Pharmacodynamics: Ceftriaxone is a cephalosporin/cephamycin beta-lactam antibiotic used in the treatment of bacterial infections caused by susceptible, usually gram-positive, organisms. Ceftriaxone has in vitro activity against gram-positive and gram-negative aerobic and anaerobic bacteria. The bactericidal activity of Ceftriaxone results from the inhibition of cell wall synthesis and is mediated through Ceftriaxone binding to penicillin binding proteins (PBPs). Ceftriaxone is stable against hydrolysis by a variety of beta-lactamases, including penicillinases, and cephalosporinases and extended spectrum beta-lactamases.
Pharmacokinetics: The pharmacokinetics of ceftriaxone are largely determined by its concentration-dependent binding to plasma albumin. The plasma free (unbound) fraction of the drug in man is approximately 5% over most of the therapeutic concentration range, increasing to 15% at concentrations of 300mg/l. Owing to the lower albumin content, the proportion of free ceftriaxone in interstitial fluid is correspondingly higher than in plasma.
Plasma concentrations: Mean peak concentrations after bolus intravenous injection are about 120mg/l following a 500mg dose and about 200mg/l following a 1g dose; mean levels of 250mg/l are achieved after infusion of 2g over 30 minutes. Intramuscular injection of 500mg ceftriaxone in 1% Lidocaine Injection BP produces mean peak plasma concentrations of 40-70 mg/l within one hour. Bioavailability after intramuscular injection is 100%.
Excretion: Ceftriaxone is eliminated mainly as unchanged drug, approximately 60% of the dose being excreted in the urine (almost exclusively by glomerular filtration) and the remainder via the biliary and intestinal tracts. The total plasma clearance is 10-22 ml/min. The renal clearance is 5- 12 ml/min. A notable feature of ceftriaxone is its relatively long plasma elimination half-life of approximately eight hours which makes single or once daily dosage of the drug appropriate for most patients. The half-life is not significantly affected by the dose, the route of administration or by repeated administration.
Pharmacokinetics in special clinical situations: In the first week of life, 80% of the dose is excreted in the urine; over the first month, this falls to levels similar to those in the adult. In infants aged less than 8 days the average elimination half-life is usually two to three times longer than that of young adults.
In elderly persons aged over 75 years, the average elimination half-life is usually two to three times longer that in the young adult group. As with all cephalosporins, a decrease in renal function in the elderly may lead to an increase in half-life. Evidence gathered to date with ceftriaxone however, suggests that no modification of the dosage regimen is needed.
In patients with renal or hepatic dysfunction, the pharmacokinetics of ceftriaxone are only minimally altered and the elimination half-life is only slightly increased. If kidney function alone is impaired, biliary elimination of ceftriaxone is increased; if liver function alone is impaired, renal elimination is increased.
Cerebrospinal fluid: Ceftriaxone crosses non-inflamed and inflamed meninges, attaining concentrations 4-17% of the simultaneous plasma concentration.

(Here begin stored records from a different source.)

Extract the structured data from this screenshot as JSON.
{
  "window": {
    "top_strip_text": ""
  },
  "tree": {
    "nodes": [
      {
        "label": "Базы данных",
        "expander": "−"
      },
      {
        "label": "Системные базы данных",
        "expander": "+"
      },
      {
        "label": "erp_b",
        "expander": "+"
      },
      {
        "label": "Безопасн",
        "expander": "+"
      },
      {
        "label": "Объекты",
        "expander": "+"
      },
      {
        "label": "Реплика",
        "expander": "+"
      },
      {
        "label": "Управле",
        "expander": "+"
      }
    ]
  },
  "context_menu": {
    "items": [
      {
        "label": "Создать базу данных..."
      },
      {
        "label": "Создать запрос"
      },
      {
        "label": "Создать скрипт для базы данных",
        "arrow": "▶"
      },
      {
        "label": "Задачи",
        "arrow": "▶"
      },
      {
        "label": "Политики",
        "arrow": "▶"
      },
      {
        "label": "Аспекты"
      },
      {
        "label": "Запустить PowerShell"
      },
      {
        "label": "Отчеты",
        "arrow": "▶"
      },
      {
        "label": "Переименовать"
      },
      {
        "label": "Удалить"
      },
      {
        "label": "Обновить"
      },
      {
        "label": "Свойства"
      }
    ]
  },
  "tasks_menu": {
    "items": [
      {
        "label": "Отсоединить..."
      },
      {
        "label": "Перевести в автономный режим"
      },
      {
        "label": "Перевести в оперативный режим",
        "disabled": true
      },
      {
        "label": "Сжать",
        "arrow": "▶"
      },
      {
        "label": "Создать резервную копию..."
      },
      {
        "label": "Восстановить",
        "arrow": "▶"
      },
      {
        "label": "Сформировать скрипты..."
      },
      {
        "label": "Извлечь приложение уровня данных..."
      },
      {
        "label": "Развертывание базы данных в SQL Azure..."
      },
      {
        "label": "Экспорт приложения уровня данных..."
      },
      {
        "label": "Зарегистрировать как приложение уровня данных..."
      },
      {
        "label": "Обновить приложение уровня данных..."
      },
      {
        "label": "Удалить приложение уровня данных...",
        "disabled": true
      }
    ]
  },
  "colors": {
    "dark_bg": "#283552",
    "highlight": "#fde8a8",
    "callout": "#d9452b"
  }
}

Susceptible organisms: Staphylococcus aureus (including penicillinase-producing strains), Staphylococcus epidermidis, Pneumococcus, group A streptococcus, group B streptococcus (Streptococcus agalactiae), Streptococcus viridans, Streptococcus bovis, Aeromonas spp., Alcaligenes spp., Branhamella catarrhalis, Citrobacter spp., Enterobacter spp (some strains are resistant), Escherichia coli, Haemophilus ducreyi, Haemophilus influenzae (including ampicillin-resistant strains), Haemophilus parainfluenzae, Klebsiella spp. (Klebsiella pneumoniae), Moraxella, Proteus morganii, Proteus mirabilis, Proteus vulgaris, Providencia, Neisseria gonorrhoeae (including penicillinase-producing strains), Neisseria meningitidis, Plesimonas shigelloides, Pseudomonas aeruginosa (some strains are resistant), Salmonella spp. (including Salmonella typhi), Serratia spp. (including S. marcescens), Shigella spp., Yersinia spp. (including Y. enterocolitica), Treponema pallidum, Bacteroides spp. (including some strains of Bacteroides fragilis), Clostridium spp. (except Clostridium difficile), Fusobacterium spp. (except F. Mortiferum, F. Varium), Peptococcus spp., Peptostreptococcus spp.

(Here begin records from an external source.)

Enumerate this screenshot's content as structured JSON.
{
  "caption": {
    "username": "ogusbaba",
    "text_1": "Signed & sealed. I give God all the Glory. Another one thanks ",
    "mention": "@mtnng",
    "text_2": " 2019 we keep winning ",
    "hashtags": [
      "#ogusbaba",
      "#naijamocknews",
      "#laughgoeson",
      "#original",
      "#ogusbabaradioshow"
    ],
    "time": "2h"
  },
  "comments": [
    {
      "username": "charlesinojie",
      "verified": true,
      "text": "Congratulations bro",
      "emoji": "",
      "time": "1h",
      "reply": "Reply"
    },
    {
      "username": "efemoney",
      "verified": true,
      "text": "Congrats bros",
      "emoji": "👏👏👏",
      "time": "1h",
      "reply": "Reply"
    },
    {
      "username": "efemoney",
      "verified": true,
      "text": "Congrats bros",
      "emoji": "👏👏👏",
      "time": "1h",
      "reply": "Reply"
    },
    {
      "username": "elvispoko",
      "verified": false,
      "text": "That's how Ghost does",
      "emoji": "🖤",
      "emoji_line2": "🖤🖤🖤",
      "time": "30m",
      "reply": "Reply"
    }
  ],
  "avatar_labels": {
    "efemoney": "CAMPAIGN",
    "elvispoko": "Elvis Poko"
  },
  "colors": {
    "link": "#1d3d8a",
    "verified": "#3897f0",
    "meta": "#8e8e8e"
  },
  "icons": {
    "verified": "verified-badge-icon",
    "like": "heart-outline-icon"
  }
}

Ceftriaxone is indicated for the treatment of the following infections caused by susceptible microorganisms:
Respiratory infections eg, pneumonia, bronchitis.
Otorhinolaryngology infections, renal or urinary tract infections, meningitidis, perioperative prophylaxis of infections, infections of bone and joint; skin, wound and soft tissue; peritonitis, cholecystitis, cholangitis, gastrointestinal tract, genital infections eg, gonorrhea.
Also for the treatment of infections in patients with decline of immunologic function.

Adults and children >12 years: Usual Dose: 1-2 g, once daily, IV or IM. The total daily dose may increase up to 4 g depending on the type and severity of infection.
Neonates: Usual Dose: 25-50 mg/kg body weight once daily in neonates (within 14 days of age). The total daily dose should not exceed 50 mg/kg body weight.
The dosage in neonates does not have to differentiate between premature and mature babies.
Neonates and children 15 days to 12 years: Usual Dose: 20-80 mg/kg body weight once daily.
Children weighing 50 kg should receive the usual adult dosage of ceftriaxone. In IV administration of >50 mg/kg body weight, Retrokor should be administered for at least 30 min by intermittent IV injection.
Elderly: Usual adult dosage of ceftriaxone should be given.
Meningitis: Initial dose for neonates and children is 100 mg/kg body weight once daily. The total daily dose should not exceed 4 g.
Dosages may be decreased immediately when pathogen and sensitivity of infection or organism are clarified. The following duration of therapy has been shown effective: Neisseria meningitidis, 4 days; Haemophilus influenzae, 6 days; Streptococcus pneumococcus, 7 days.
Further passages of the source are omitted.